By Geoff Jones as told to John Delach
After Judy and I married in 1964, we moved from Westchester to a rental apartment on Webb Avenue in the Kingsbridge section of the Bronx. Judy’s prize possession, her 1962 Corvette, accompanied us to our new digs. I understood that my new wife was an ardent automobile aficionado and remains so today.
We were young and naïve about city living and gave little thought to protecting her Vette from theft or damage. It became my job to deal with alternate side parking by seeking out safe spots. I can’t recall how long I did it, but I remember being frustrated after only a few weeks.
The apartment we rented had a driveway and garage. The building owners were real city people who didn’t have a car, but they had rented their garage to a couple who lived next door. We were free to use the driveway but only when we were home, so we didn’t block their access. I can’t recall that we ever had an issue with the couple who seemed nice and who liked Judy’s car.
One summer Sunday, we drove out to Jones Beach for the day. That evening we arrived home exhausted by the sun, surf and the long drive in crappy traffic. Even so, that was a lucky night as we found a spot in front of our home. We grabbed it making unloading the umbrella, cooler, blankets etc. easier. We sat down after bringing our stuff inside and fell asleep, forgetting we’d left the Corvette’s convertible top down. Sometime before sunrise, I awoke and remembered what I had failed to do. My dread that the car had been stolen was lessened when I saw the keys on the table, but what if it had been vandalized? Fortunately, there it was completely untouched.
You can imagine my relief! I’m not sure if the crime rate in our neighborhood was better than I’d imagined, or if the Vette looked like a setup to catch car thieves. Whatever, this event may have been my motivation to find a garage. The primary impediment to securing garage space was that we didn’t feel we could afford to rent a spot.
One day, though, we noticed a “parking space for rent” sign on a house only a hundred or so feet away. I checked with the building owner who showed me the spot. The garage was an odd space located beneath their house. It only had one door and already had a car in it. However, it was a long enough to accommodate two cars, one behind the other.
I felt that could only be a problem, but the lady said the spot for rent was not behind that car. There was an open space on the left just inside the garage door that had been her husband’s workshop that he no longer used. The woman believed a car could be parked there. It was a tight squeeze, but our Vette was shorter and slightly narrower than many normal vehicles. I asked for a tryout and Judy and I found we could maneuver our car in and out without damages. So, we took it.
This strapped our spending but made life bearable as we could stop worrying about leaving our attractive car alone on streets for so many hours at a time.

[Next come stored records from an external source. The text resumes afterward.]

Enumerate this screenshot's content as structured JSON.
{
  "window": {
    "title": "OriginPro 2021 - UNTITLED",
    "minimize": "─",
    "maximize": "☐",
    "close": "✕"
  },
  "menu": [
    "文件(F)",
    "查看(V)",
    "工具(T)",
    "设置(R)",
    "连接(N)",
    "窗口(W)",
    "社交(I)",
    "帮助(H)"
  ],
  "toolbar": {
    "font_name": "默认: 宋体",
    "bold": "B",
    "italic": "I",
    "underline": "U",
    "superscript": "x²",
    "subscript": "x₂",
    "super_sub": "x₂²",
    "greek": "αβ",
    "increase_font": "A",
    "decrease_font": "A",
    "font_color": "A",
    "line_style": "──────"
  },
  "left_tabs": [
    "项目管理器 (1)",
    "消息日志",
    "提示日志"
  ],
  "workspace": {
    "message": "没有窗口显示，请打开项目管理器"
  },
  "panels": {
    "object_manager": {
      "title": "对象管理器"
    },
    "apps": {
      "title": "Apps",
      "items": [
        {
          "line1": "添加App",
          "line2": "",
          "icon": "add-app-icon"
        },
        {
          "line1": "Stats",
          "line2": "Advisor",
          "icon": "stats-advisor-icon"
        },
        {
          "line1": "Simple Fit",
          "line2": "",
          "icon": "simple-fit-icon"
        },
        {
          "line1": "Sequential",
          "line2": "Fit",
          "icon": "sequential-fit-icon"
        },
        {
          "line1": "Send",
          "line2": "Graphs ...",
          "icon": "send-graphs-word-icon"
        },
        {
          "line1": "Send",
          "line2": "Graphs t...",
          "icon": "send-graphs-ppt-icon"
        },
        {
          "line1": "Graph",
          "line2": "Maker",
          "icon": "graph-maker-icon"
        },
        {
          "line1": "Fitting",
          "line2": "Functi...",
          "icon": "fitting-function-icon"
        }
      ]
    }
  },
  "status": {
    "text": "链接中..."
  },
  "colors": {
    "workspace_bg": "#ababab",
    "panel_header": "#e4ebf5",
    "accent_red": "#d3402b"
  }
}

A year or so later we attended a New Years’ Eve party somewhere we had to travel to by car. We returned to Webb Ave. long after midnight and found a car parked in the street blocking our driveway to the garage. I suppose I could have used our apartment driveway and left a sign on the car telling the couple next door to awaken us regardless of time. But you can guess how loopy I might have been after a New Year’s Eve party. Also, it had snowed leaving a blanket of ankle-deep wet snow to negotiate. I looked in the car, which was one step up from being labeled a “jalopy” and figured it was too old for power steering. I found a brick, hammered a hole in the driver’s side window, unlocked the door and got in. I put the stick shift into neutral, turned the wheels toward the curb, stepped out and, with Judy help, pushed the car back until rear wheels were against the curb. I got back in, turned the wheels out and we got behind the car and pushed it out into the street and a car length past the driveway. I unlocked the garage, put the “Vette” to bed and we walked home.
Webb was a narrow street and parking was allowed on both sides. Since I had left the vehicle pretty much in the middle of the street, no one could get by. By the time I woke up late on the morning of New Year’s Day, the street had been plowed, and the car was gone. No repercussions and, since the statute of limitations ran out 50 years ago, I guess it’s okay to write about it now.
Still, if that happened today, even the oldest cars on the road are equipped with power steering, power brakes and alarms guaranteeing my plan would not have worked.